Growing up, Hesborn Wainaina had a love for aeroplanes that his family could not explain.
He plucked chicken feathers and tied them to his shoulders to see if he could fly. When that did not work, he started making paper planes and at times set their tails on fire to see if they could fly faster.
The passion for aeroplanes only intensified as he grew older. He is now 23.
After he completed his secondary school education in 2014, his dream was to study aeronautical engineering.
He scored an A-(mimus) in his KCSE exam but suffered a major setback because he had not done physics as a subject in high school. Physics is required for one to pursue an engineering course in local universities.
Three years later, in 2017, Wainaina joined a college that offered a diploma in aeronautical engineering in Nairobi.
The diploma took three study years, with students required to undergo two-year on-job training.
To actualise his dream, Wainaina required about Sh200,000 in fees exclusive of his upkeep.
After only one year of study, his mother could not afford the fees anymore, and he dropped out. The family organised numerous fundraisers, but the money was not enough for him to continue with his studies.
Back home in Gaitega village, Kahuro subcounty, Wainaina liaised with his classmates, who would send him class notes.
But as his classmates secured internships after three years of study, Wainaina stayed home as he did not have a certificate.
Frustrated, he decided to use the knowledge he had gained to start making aircraft prototypes as a way of gaining experience and keeping himself busy.
He turned his room into a workshop and started using locally available materials such as binding wire and threads used to make shoes.

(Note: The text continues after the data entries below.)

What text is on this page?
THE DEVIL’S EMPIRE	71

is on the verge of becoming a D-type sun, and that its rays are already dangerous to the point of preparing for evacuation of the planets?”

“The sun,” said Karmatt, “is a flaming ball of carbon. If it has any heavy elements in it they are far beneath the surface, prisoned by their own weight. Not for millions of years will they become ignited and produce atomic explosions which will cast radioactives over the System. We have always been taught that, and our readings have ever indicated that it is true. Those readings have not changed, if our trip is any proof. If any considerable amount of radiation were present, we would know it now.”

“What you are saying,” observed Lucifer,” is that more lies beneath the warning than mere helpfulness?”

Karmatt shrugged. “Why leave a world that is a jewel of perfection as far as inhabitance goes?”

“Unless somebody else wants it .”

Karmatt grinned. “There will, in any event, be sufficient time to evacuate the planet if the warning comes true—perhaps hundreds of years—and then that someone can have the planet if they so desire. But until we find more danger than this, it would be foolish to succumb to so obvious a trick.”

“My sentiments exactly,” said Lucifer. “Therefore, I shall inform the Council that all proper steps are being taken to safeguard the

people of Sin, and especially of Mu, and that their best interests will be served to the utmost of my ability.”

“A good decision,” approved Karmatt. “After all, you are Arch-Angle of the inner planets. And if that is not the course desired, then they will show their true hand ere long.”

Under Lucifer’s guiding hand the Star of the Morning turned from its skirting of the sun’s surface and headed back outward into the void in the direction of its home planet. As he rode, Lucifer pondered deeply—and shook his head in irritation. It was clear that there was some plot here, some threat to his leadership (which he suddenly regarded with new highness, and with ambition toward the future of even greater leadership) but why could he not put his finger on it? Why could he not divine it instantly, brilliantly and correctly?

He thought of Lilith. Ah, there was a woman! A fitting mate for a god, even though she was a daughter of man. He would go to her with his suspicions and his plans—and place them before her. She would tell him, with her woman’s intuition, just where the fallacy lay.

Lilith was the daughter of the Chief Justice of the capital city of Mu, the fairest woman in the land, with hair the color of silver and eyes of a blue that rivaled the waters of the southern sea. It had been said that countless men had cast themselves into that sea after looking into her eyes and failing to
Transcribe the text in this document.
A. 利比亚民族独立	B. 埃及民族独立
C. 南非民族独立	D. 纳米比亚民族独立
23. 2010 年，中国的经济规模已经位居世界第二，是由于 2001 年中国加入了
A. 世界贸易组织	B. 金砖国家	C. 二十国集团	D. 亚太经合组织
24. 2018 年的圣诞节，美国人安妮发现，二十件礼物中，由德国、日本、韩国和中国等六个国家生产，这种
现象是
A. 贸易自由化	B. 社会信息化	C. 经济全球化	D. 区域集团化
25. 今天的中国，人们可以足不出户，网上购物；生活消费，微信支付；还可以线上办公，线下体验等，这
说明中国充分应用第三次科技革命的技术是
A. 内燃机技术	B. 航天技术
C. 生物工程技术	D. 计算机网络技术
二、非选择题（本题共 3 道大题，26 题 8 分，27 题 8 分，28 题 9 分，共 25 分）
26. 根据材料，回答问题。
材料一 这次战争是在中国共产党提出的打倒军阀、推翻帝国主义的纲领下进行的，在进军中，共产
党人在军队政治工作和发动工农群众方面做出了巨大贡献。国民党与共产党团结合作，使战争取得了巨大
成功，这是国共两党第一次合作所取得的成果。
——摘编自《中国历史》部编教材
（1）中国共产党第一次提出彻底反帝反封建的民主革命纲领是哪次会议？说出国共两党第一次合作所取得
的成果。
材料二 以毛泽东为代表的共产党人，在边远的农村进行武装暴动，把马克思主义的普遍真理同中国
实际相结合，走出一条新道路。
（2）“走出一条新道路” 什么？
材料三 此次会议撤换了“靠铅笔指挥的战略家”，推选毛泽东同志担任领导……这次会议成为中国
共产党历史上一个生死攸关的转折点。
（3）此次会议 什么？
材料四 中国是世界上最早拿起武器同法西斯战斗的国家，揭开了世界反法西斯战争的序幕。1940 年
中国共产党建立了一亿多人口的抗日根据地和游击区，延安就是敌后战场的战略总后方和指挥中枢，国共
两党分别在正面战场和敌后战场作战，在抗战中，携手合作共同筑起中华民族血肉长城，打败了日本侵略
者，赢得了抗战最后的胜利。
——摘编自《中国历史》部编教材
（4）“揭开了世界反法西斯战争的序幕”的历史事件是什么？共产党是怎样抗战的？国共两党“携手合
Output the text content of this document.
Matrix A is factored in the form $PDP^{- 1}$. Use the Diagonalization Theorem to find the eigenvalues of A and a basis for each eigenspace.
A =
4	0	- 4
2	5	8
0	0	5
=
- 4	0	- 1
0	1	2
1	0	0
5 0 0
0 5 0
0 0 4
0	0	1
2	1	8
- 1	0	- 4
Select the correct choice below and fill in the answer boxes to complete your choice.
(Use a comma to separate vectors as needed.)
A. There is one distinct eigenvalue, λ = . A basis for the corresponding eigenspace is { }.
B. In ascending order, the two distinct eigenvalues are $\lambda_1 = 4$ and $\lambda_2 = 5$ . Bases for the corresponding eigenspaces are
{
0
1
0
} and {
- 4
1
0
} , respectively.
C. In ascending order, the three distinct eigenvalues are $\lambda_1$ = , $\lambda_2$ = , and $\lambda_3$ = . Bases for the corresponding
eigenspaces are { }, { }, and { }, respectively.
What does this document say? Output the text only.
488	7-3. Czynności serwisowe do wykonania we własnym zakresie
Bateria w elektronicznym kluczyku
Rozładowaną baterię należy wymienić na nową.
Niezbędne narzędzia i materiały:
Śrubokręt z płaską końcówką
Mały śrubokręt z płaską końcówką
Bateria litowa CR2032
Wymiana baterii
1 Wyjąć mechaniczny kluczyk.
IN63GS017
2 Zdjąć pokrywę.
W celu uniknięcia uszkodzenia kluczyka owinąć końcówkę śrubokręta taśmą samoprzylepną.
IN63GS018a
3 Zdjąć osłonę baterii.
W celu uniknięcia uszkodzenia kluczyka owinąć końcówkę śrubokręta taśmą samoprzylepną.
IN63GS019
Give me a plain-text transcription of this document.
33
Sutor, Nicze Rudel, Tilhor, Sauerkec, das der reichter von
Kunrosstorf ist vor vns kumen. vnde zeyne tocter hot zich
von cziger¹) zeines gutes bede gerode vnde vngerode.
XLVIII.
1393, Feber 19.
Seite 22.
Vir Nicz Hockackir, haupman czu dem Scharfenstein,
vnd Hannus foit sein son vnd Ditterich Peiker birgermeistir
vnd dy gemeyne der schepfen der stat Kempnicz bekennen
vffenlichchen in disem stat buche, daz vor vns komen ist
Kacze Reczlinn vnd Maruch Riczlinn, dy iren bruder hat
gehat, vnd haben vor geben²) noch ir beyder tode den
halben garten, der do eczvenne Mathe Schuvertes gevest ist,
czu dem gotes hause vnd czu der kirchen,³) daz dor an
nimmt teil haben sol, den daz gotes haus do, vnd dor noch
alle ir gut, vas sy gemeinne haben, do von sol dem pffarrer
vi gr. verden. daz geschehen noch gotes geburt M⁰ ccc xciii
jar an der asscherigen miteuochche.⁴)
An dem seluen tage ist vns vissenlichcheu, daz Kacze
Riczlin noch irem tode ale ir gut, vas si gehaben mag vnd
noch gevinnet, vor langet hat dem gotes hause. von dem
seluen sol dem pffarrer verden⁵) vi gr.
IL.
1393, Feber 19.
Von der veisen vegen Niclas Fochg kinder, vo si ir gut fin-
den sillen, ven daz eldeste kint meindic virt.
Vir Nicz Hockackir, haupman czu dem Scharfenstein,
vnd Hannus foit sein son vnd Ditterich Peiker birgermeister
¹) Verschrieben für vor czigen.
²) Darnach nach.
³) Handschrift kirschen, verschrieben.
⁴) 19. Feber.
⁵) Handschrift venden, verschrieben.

The room is now littered with a variety of aircraft models, including a Boeing 777 that can fly both cargo and passengers, High Wing mostly used for training and SR71 jet.
A few residents have been contracting him to make decorative aircraft as a way of supporting his talent. He trains young people who face similar financial constraints that do not allow them to pursue their education.
Wainaina said his ultimate wish is to one day be able to raise the funds required to complete his studies and become an aircraft maintenance engineer before becoming a fully fledged aircraft engineer.
“If by some miracle I raised the funds today, I would pack my clothes overnight and go back to college tomorrow,” he said.
He said he is currently in communication with a certain college to see if his study period could be reduced because of his experience. He was, however, quick to add that he is ready to repeat the entire course.
Wainaina is not able to make profits from his work as he has to buy some of his raw materials such as fibre glass, which is expensive and only available in Nairobi.
“A single prototype has about 200 different parts that are joined together piece by piece using a shoe thread. I only do this because it is my passion and to keep myself busy,” he said.
Wainaina hopes to be able to invest more in aircraft making and acquire a drone making licence. Drones, he said, have the potential to make farming easier and transform the agriculture sector.
He plans to open a foundation that will help those with a passion for aviation and create a platform that they can use to access the sector and launch their careers.
His mother, Charity Muthoni, said she was surprised that his passion did not dissipate as he grew up and regretted being unable to raise enough money to take him through college.
She appealed to well-wishers to support her son, saying she has exhausted all her options.